ISE Seminar Series

Examining Resiliency in Pharmaceutical Drug Supply Chains Incorporating Stakeholder Behaviors

Özlem Ergun.

Özlem Ergun

COE Distinguished Professor and Associate Chair for Graduate Affairs, Mechanical and Industrial Engineering, Northeastern University

March 29, 2024 | 12-12:50 p.m. | 20 Knox Hall

Abstract

The growing epidemic of drug shortages in the United States causes challenges for providers all across the critical health care infrastructure and demonstrates the lack of resiliency within drug delivery supply chains. With many of these drugs having no acceptable substitute, drug shortages directly translate to a public health and safety risk. The underlying causes of shortages include a wide variety of disruptions from manufacturing suspensions due to production challenges to the physical impact of hurricanes on critical manufacturing sites and demand spikes. While some shortages have been linked to large events, this is not the case for all shortages. One of the understudied elements driving this crisis is the role of stakeholder behavior and decision-making practices across the supply chain echelons. We present an integrated simulation framework, which allows for instantiating, testing, and improving supply chains when accounting for behavioral components of the system. We examine how manufacturing disruptions in a pharmaceutical supply chain impact evolving trust dynamics among the stakeholders during and after a disruption and study the implications of these dynamics for the supply chain performance.

Bio

Dr. Özlem Ergun is a College of Engineering Distinguished Professor and Associate Chair for Graduate Studies in Mechanical and Industrial Engineering at Northeastern University. Dr. Ergun’s research focuses on design and management of large-scale and decentralized networks. She has applied her work on network design, management, and resilience to problems arising in many critical systems including transportation, pharmaceuticals, and healthcare.
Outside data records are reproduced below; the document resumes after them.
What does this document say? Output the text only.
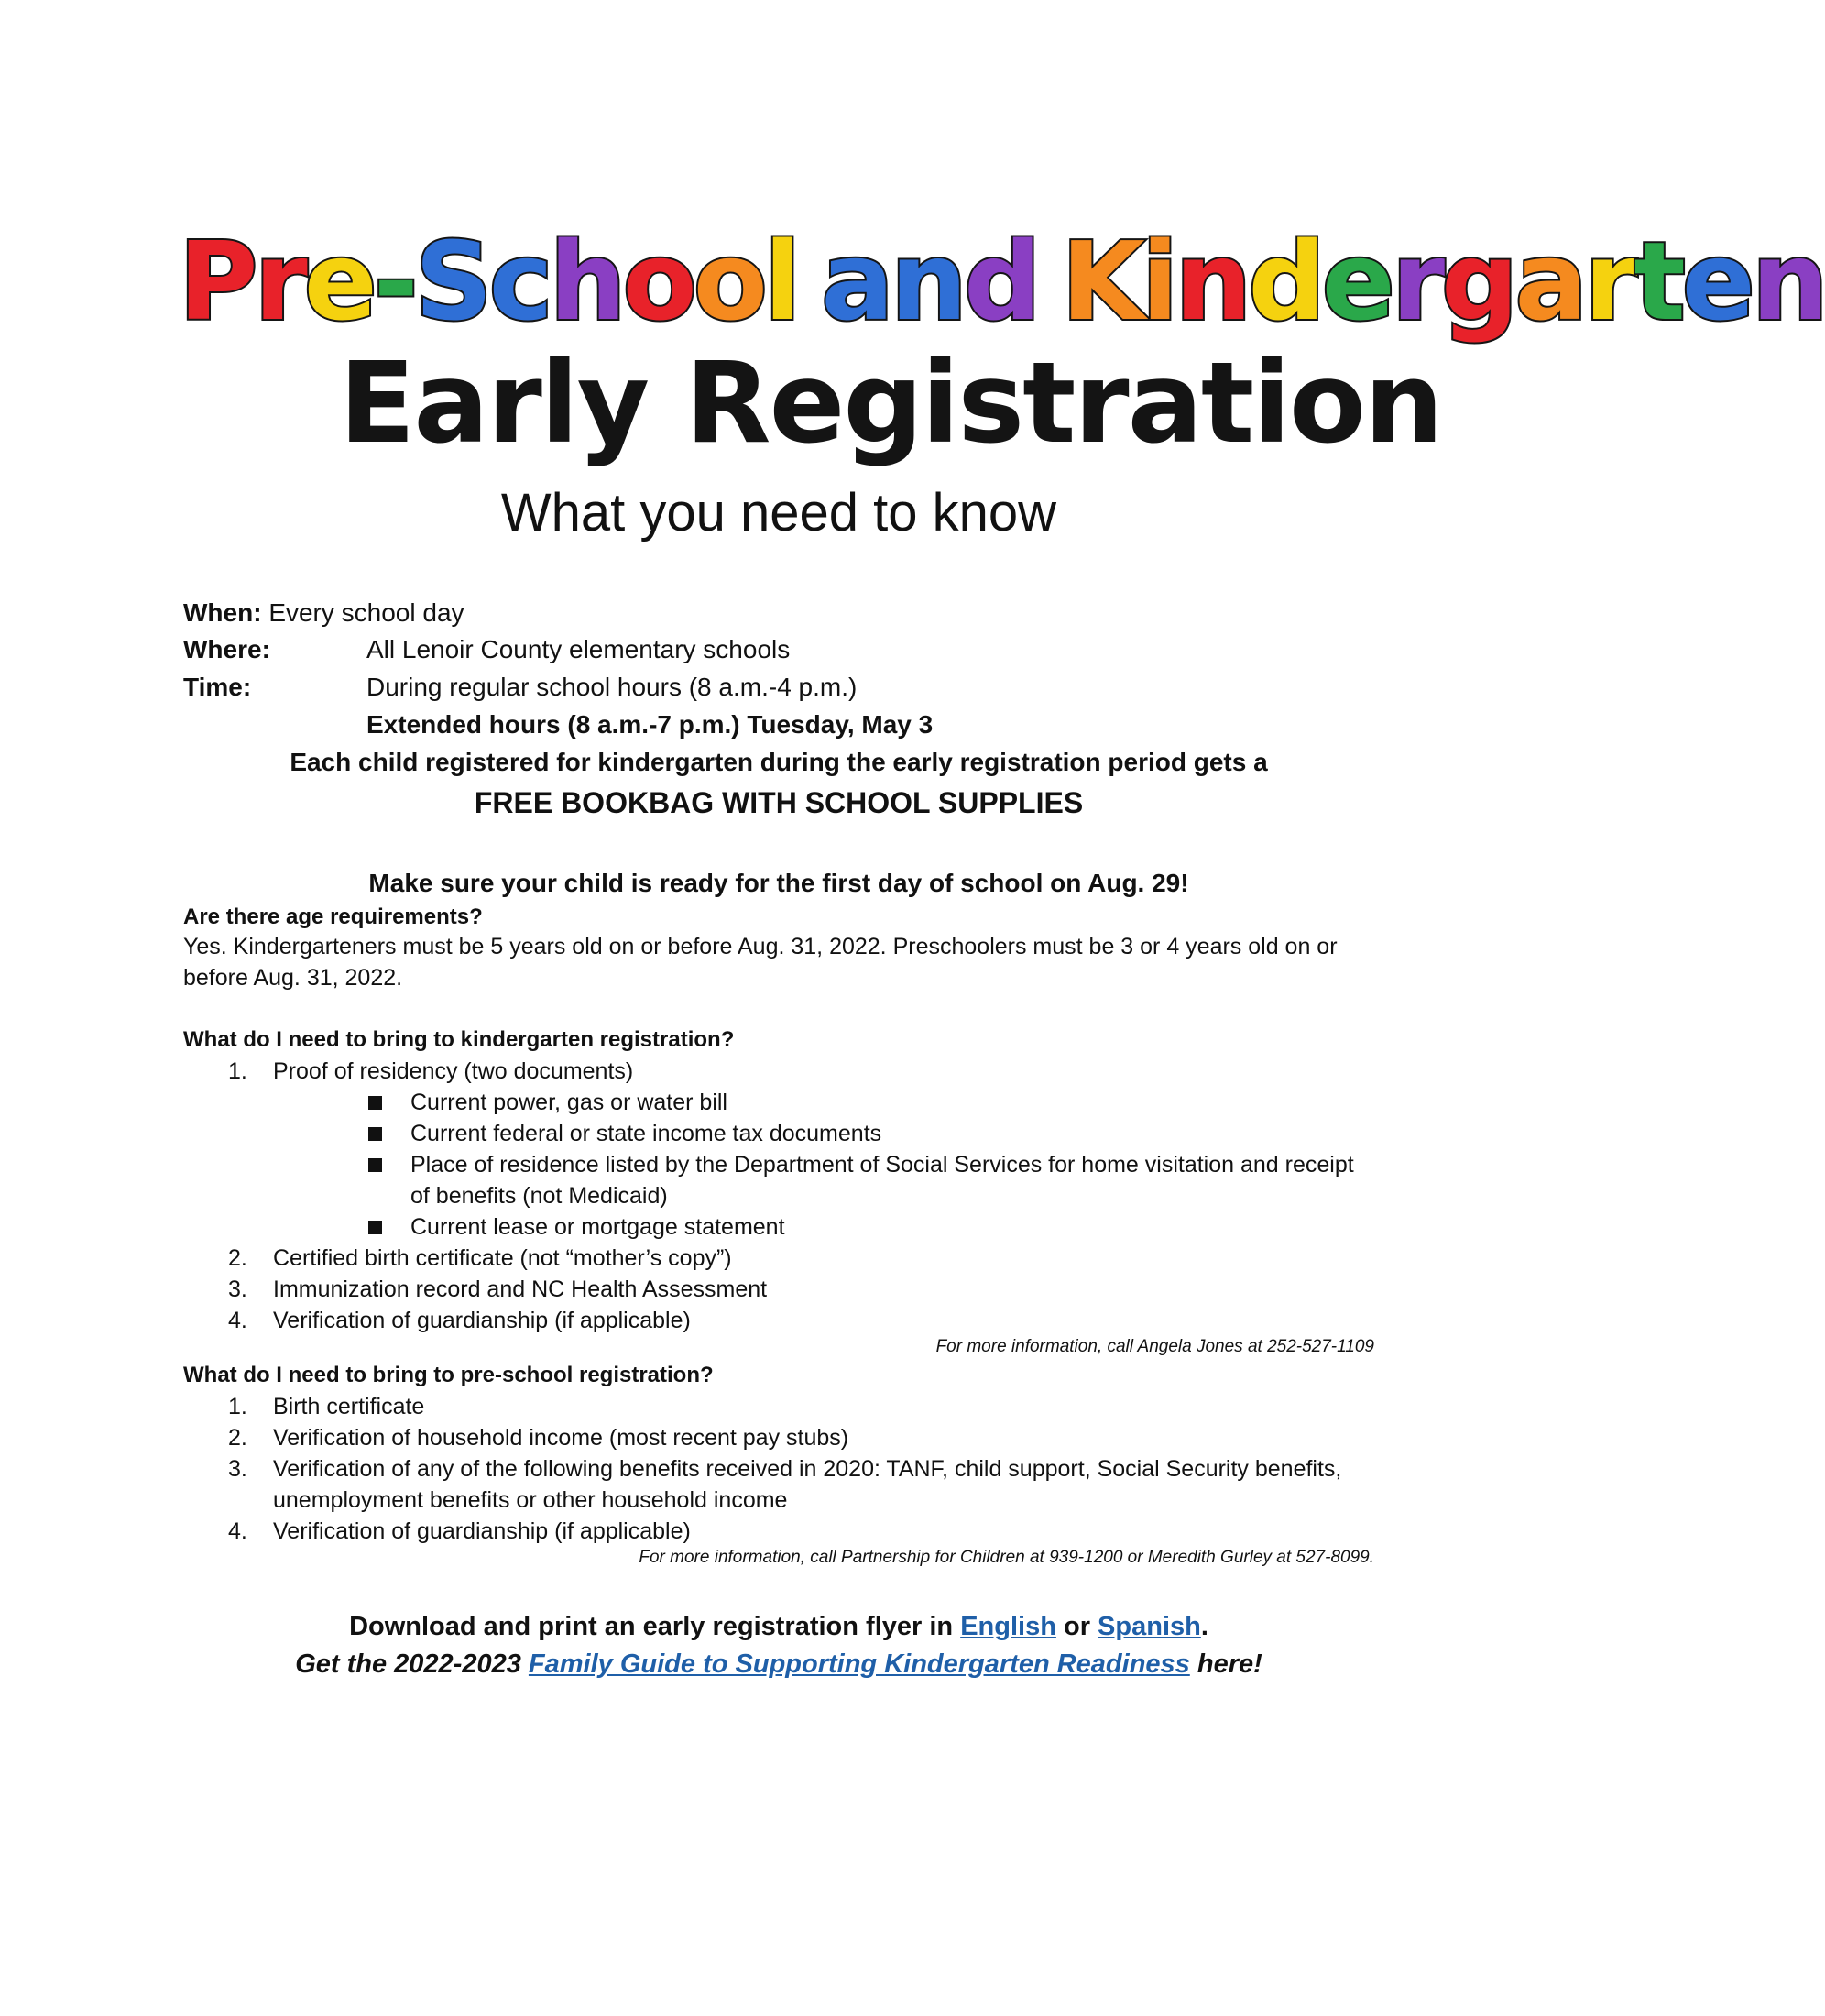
Pre-School and Kindergarten
Early Registration
What you need to know
When: Every school day
Where:	All Lenoir County elementary schools
Time:	During regular school hours (8 a.m.-4 p.m.)
Extended hours (8 a.m.-7 p.m.) Tuesday, May 3
Each child registered for kindergarten during the early registration period gets a
FREE BOOKBAG WITH SCHOOL SUPPLIES
Make sure your child is ready for the first day of school on Aug. 29!
Are there age requirements?
Yes. Kindergarteners must be 5 years old on or before Aug. 31, 2022. Preschoolers must be 3 or 4 years old on or before Aug. 31, 2022.
What do I need to bring to kindergarten registration?
1. Proof of residency (two documents)
Current power, gas or water bill
Current federal or state income tax documents
Place of residence listed by the Department of Social Services for home visitation and receipt of benefits (not Medicaid)
Current lease or mortgage statement
2. Certified birth certificate (not “mother’s copy”)
3. Immunization record and NC Health Assessment
4. Verification of guardianship (if applicable)
For more information, call Angela Jones at 252-527-1109
What do I need to bring to pre-school registration?
1. Birth certificate
2. Verification of household income (most recent pay stubs)
3. Verification of any of the following benefits received in 2020: TANF, child support, Social Security benefits, unemployment benefits or other household income
4. Verification of guardianship (if applicable)
For more information, call Partnership for Children at 939-1200 or Meredith Gurley at 527-8099.
Download and print an early registration flyer in English or Spanish.
Get the 2022-2023 Family Guide to Supporting Kindergarten Readiness here!
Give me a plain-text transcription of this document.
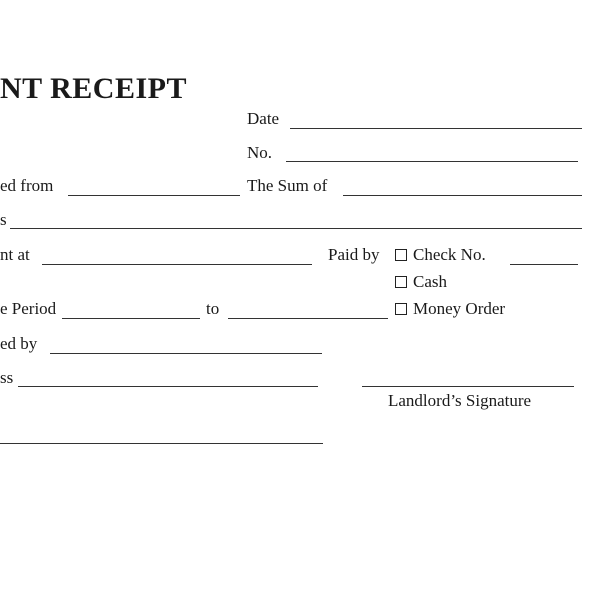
NT RECEIPT
Date
No.
ed from	The Sum of
s
nt at	Paid by	Check No.
Cash
Money Order
e Period	to
ed by
ss
Landlord’s Signature
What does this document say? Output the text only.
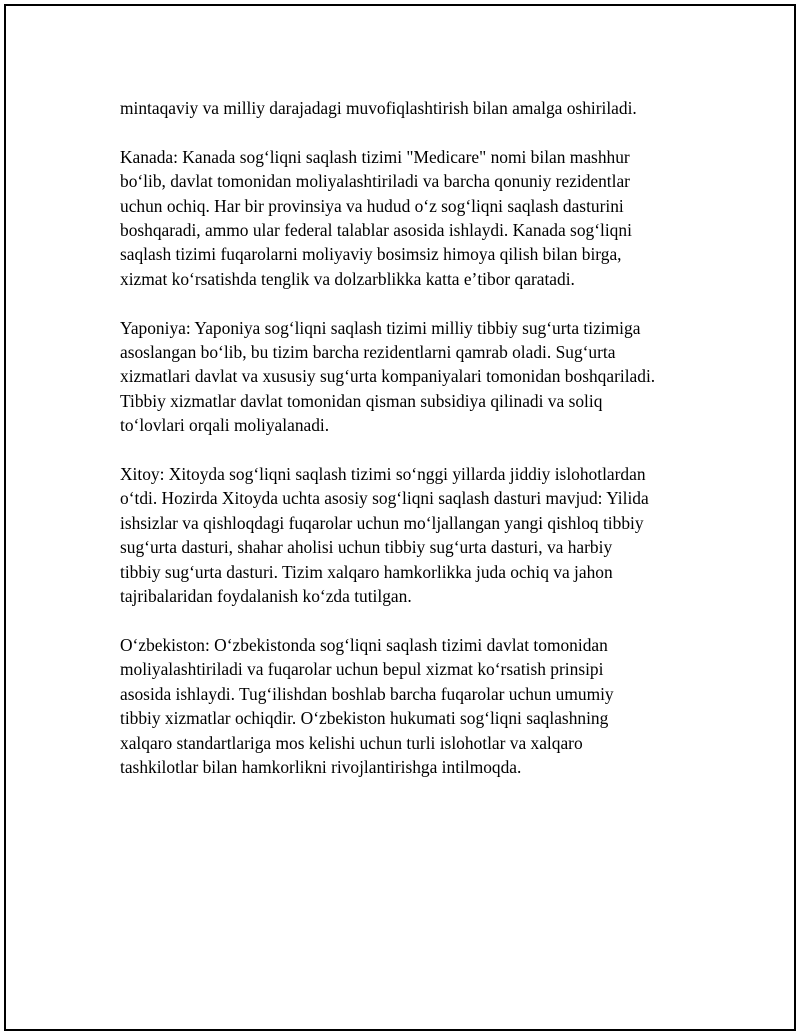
mintaqaviy va milliy darajadagi muvofiqlashtirish bilan amalga oshiriladi.

Kanada: Kanada sogʻliqni saqlash tizimi "Medicare" nomi bilan mashhur
boʻlib, davlat tomonidan moliyalashtiriladi va barcha qonuniy rezidentlar
uchun ochiq. Har bir provinsiya va hudud oʻz sogʻliqni saqlash dasturini
boshqaradi, ammo ular federal talablar asosida ishlaydi. Kanada sogʻliqni
saqlash tizimi fuqarolarni moliyaviy bosimsiz himoya qilish bilan birga,
xizmat koʻrsatishda tenglik va dolzarblikka katta eʼtibor qaratadi.

Yaponiya: Yaponiya sogʻliqni saqlash tizimi milliy tibbiy sugʻurta tizimiga
asoslangan boʻlib, bu tizim barcha rezidentlarni qamrab oladi. Sugʻurta
xizmatlari davlat va xususiy sugʻurta kompaniyalari tomonidan boshqariladi.
Tibbiy xizmatlar davlat tomonidan qisman subsidiya qilinadi va soliq
toʻlovlari orqali moliyalanadi.

Xitoy: Xitoyda sogʻliqni saqlash tizimi soʻnggi yillarda jiddiy islohotlardan
oʻtdi. Hozirda Xitoyda uchta asosiy sogʻliqni saqlash dasturi mavjud: Yilida
ishsizlar va qishloqdagi fuqarolar uchun moʻljallangan yangi qishloq tibbiy
sugʻurta dasturi, shahar aholisi uchun tibbiy sugʻurta dasturi, va harbiy
tibbiy sugʻurta dasturi. Tizim xalqaro hamkorlikka juda ochiq va jahon
tajribalaridan foydalanish koʻzda tutilgan.

Oʻzbekiston: Oʻzbekistonda sogʻliqni saqlash tizimi davlat tomonidan
moliyalashtiriladi va fuqarolar uchun bepul xizmat koʻrsatish prinsipi
asosida ishlaydi. Tugʻilishdan boshlab barcha fuqarolar uchun umumiy
tibbiy xizmatlar ochiqdir. Oʻzbekiston hukumati sogʻliqni saqlashning
xalqaro standartlariga mos kelishi uchun turli islohotlar va xalqaro
tashkilotlar bilan hamkorlikni rivojlantirishga intilmoqda.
She has worked with organizations that respond to emergencies and humanitarian crises around the world, including USAID, UN WFP, UNHCR, IFRC, OXFAM America, CARE USA, FEMA, USACE, CDC, AFCEMA, and MedShare International. Recently, Dr. Ergun partnered with the Massachusetts’ Executive Office of Elder Affairs (EOEA) to help match qualified medical professionals to Long Term Care facilities with open positions around the state as part of the state’s response efforts to COVID19. Dr. Ergun also served as a member of the National Academies Committee on Building Adaptable and Resilient Supply Chains after Hurricanes Harvey, Irma, and Maria and the National Academies Committee on Security of America’s Medical Supply Chain. She was the President of INFORMS Section on Public Programs, Service and Needs in 2013 and is an INFORMS fellow. She served as the Area Editor at the Operations Research journal for Policy Modeling Public Sector Area and currently serves as the Department Co-Editor at MSOM journal for Environment, Health and Society Department. Prior to joining Northeastern Dr. Ergun was the Coca-Cola Associate Professor in the School of Industrial and Systems Engineering at Georgia Institute of Technology, where she also co-founded and co-directed the Health and Humanitarian Systems Research Center at the Supply Chain and Logistics Institute. She received a BS in Operations Research and Industrial Engineering from Cornell University in 1996 and a PhD in Operations Research from the Massachusetts Institute of Technology in 2001.